The Oil Spill and the Man on the Moon

Everyone has heard this by now: "How is it that we can put a man on the moon but not plug a hole in the ocean?" Or some variant thereof.
I am utterly tired of hearing this. Not only is it irrelevant but it is poorly phrased. This analogy calls out for a corrective response rather than an actual answer. My counter to this question is: "That is misguided. Indeed we can put a man on the moon--but if something were to go wrong with his ship, how likely would we be that we could save him? Or would we most likely find ourselves in a situation similar to the one we are in now involving the Gulf of Mexico. What both of these feats--getting to the moon, drilling a mile underwater--have in common is that they represent typically human endeavors of being able to reach or get to some metaphorical (or literal) great height and have no idea how to get down. Our technology mirrors our teleology--to expand, to go outward, to explore ever further. It does not grow at a cautious pace, but rather in clumsy steps, some more ambitious than others, and some leading to a trip or major fall. The point is that having the technology to get to the moon does not entail that we have the technology to deal with a prolonged or abnormal situation of any kind on the moon.

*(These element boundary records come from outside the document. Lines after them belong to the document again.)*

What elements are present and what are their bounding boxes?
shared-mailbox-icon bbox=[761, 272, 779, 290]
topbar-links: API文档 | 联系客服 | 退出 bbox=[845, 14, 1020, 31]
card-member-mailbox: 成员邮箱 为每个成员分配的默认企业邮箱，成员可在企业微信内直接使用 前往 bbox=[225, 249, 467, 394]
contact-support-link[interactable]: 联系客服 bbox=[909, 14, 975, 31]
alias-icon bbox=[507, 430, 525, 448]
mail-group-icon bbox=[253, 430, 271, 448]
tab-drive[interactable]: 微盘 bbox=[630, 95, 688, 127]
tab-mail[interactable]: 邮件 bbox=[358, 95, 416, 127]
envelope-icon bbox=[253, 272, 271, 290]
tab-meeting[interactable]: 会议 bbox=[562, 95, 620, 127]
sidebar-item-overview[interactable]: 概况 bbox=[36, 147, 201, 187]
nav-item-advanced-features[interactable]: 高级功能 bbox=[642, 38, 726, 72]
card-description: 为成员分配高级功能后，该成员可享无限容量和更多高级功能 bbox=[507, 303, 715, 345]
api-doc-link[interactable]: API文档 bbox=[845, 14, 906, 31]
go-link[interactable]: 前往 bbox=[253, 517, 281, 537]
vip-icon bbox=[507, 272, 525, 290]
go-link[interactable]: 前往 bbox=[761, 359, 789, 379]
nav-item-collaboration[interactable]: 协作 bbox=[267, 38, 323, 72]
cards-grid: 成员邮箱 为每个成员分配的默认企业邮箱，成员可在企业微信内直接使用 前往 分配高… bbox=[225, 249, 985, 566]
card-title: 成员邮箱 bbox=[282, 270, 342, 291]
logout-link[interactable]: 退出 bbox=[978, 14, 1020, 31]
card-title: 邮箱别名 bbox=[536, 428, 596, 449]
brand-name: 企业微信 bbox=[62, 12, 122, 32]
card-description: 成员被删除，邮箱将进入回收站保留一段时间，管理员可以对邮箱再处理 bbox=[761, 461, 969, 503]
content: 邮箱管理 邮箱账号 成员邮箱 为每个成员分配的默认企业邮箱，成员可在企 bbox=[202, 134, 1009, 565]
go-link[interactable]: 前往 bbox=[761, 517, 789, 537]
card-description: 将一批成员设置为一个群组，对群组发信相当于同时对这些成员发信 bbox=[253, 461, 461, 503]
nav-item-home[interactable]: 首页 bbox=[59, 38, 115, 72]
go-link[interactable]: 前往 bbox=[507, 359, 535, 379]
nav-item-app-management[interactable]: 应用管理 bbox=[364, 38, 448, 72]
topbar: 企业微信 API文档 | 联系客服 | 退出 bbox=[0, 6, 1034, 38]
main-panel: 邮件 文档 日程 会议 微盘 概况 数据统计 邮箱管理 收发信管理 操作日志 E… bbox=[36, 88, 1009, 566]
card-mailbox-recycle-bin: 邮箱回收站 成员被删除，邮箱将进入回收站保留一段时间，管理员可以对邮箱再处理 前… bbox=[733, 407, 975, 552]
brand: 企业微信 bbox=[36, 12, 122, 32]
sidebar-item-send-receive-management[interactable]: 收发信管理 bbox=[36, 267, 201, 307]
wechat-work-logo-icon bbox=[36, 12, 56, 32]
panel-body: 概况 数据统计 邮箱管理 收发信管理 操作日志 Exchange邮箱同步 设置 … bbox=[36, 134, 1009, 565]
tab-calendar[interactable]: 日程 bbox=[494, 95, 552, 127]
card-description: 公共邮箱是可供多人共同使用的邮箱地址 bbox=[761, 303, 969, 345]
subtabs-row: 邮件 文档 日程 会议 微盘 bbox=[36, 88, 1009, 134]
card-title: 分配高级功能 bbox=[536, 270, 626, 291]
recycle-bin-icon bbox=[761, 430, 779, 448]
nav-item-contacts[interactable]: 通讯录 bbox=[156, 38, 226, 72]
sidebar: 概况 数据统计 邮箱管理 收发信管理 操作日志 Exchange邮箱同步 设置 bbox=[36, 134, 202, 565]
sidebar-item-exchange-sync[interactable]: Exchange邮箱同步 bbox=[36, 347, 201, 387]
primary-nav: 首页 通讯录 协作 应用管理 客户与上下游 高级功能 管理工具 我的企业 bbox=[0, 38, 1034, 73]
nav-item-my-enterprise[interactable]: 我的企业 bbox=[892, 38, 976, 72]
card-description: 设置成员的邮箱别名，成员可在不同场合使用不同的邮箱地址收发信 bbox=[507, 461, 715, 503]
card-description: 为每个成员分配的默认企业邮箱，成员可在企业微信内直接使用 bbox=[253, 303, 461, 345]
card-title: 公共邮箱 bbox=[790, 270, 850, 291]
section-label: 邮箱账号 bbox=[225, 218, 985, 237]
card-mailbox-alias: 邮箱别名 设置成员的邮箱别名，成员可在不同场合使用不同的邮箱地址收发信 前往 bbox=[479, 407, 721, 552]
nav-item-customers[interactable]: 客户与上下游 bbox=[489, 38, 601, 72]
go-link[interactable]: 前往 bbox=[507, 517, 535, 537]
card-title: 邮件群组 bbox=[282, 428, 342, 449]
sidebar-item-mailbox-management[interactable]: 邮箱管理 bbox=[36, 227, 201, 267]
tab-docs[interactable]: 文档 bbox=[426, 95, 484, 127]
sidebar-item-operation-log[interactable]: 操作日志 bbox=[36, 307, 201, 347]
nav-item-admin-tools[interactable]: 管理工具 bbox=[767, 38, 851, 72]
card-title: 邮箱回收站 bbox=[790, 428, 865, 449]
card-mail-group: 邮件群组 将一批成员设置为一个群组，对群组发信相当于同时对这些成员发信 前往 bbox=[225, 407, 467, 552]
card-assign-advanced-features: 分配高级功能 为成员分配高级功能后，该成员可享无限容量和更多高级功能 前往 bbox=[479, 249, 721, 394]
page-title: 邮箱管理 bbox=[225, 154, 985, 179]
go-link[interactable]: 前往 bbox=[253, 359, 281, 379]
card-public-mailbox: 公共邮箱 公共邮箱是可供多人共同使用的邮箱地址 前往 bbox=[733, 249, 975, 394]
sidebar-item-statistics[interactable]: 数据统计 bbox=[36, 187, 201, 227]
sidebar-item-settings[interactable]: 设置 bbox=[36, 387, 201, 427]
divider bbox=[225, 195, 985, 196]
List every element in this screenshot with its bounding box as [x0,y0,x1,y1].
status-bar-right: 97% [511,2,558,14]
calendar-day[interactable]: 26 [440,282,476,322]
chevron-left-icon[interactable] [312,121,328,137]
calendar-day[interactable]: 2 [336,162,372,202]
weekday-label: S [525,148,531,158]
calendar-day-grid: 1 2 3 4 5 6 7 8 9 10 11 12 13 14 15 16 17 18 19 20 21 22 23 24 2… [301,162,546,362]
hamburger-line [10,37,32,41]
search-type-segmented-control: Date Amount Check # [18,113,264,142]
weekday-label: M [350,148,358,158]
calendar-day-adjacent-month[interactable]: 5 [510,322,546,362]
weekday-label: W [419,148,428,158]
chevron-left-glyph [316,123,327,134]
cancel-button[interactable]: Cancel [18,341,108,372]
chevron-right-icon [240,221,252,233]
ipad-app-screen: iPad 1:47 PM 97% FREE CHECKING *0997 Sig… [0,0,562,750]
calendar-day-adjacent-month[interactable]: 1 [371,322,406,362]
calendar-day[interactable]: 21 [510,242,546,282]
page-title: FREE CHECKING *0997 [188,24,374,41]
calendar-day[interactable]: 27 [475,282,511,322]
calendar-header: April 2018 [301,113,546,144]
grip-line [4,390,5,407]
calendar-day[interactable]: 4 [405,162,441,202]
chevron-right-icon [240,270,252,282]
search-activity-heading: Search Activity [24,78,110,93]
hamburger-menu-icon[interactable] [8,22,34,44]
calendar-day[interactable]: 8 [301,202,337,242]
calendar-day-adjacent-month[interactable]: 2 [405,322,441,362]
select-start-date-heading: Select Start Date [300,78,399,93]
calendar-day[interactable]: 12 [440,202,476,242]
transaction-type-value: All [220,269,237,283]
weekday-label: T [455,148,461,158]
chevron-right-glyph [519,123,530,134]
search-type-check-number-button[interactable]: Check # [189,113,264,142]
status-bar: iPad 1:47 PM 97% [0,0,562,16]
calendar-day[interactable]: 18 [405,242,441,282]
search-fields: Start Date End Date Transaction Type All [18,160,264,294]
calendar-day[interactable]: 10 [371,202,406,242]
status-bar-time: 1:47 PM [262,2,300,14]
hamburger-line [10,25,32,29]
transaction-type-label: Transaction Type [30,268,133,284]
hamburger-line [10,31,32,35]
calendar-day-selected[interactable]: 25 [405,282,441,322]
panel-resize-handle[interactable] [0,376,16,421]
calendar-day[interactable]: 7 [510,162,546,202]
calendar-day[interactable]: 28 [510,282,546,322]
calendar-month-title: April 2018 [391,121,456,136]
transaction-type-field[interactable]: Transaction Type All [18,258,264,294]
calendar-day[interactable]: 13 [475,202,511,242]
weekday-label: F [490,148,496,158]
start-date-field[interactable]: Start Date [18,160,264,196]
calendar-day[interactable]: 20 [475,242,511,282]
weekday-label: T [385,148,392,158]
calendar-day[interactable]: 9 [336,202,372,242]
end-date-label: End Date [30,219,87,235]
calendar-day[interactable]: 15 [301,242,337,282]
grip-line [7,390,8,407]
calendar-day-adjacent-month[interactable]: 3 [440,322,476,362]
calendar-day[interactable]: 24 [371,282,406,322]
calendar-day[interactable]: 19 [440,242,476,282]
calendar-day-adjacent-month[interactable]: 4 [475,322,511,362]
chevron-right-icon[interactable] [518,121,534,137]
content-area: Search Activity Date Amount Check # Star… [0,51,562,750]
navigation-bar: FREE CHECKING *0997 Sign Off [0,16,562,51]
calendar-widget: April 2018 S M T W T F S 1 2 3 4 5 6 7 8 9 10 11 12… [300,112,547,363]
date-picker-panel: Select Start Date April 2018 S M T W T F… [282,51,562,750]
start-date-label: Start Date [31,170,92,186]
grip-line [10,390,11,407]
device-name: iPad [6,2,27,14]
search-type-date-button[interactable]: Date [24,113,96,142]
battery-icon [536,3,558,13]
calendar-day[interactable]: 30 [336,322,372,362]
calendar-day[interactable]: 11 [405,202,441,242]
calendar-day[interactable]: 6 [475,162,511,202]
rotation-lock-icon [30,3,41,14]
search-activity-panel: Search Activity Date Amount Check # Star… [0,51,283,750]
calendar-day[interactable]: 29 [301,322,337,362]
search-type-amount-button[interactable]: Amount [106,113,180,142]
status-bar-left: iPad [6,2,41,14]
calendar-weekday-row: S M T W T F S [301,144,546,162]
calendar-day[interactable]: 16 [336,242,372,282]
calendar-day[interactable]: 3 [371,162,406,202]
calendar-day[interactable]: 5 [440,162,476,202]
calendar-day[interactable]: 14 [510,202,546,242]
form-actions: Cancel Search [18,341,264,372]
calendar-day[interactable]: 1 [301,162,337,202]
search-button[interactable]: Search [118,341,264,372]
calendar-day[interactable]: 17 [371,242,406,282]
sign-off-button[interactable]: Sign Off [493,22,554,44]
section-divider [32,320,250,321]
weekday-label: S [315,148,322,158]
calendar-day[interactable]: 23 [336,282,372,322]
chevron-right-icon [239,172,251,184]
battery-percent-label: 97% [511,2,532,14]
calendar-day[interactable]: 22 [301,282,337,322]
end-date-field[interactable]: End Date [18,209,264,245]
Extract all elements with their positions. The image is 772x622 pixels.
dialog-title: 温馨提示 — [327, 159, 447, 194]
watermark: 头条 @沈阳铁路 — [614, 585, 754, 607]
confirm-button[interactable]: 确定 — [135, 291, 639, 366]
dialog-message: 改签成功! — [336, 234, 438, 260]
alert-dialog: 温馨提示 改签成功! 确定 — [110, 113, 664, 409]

Likewise, we have the technology to drill for oil in the deepest water, but that does not entail that we have the technology to deal with a prolonged or abnormal situation of any kind on the seabed."
Now, whether we should regulate ourselves so that technology grows at a more cautious pace, is another question entirely.

1 comment:

  1. regulation? pshaw, rather p-fucking-shaw.

    to update a favorite phrase ... "i'm just drilling here man!"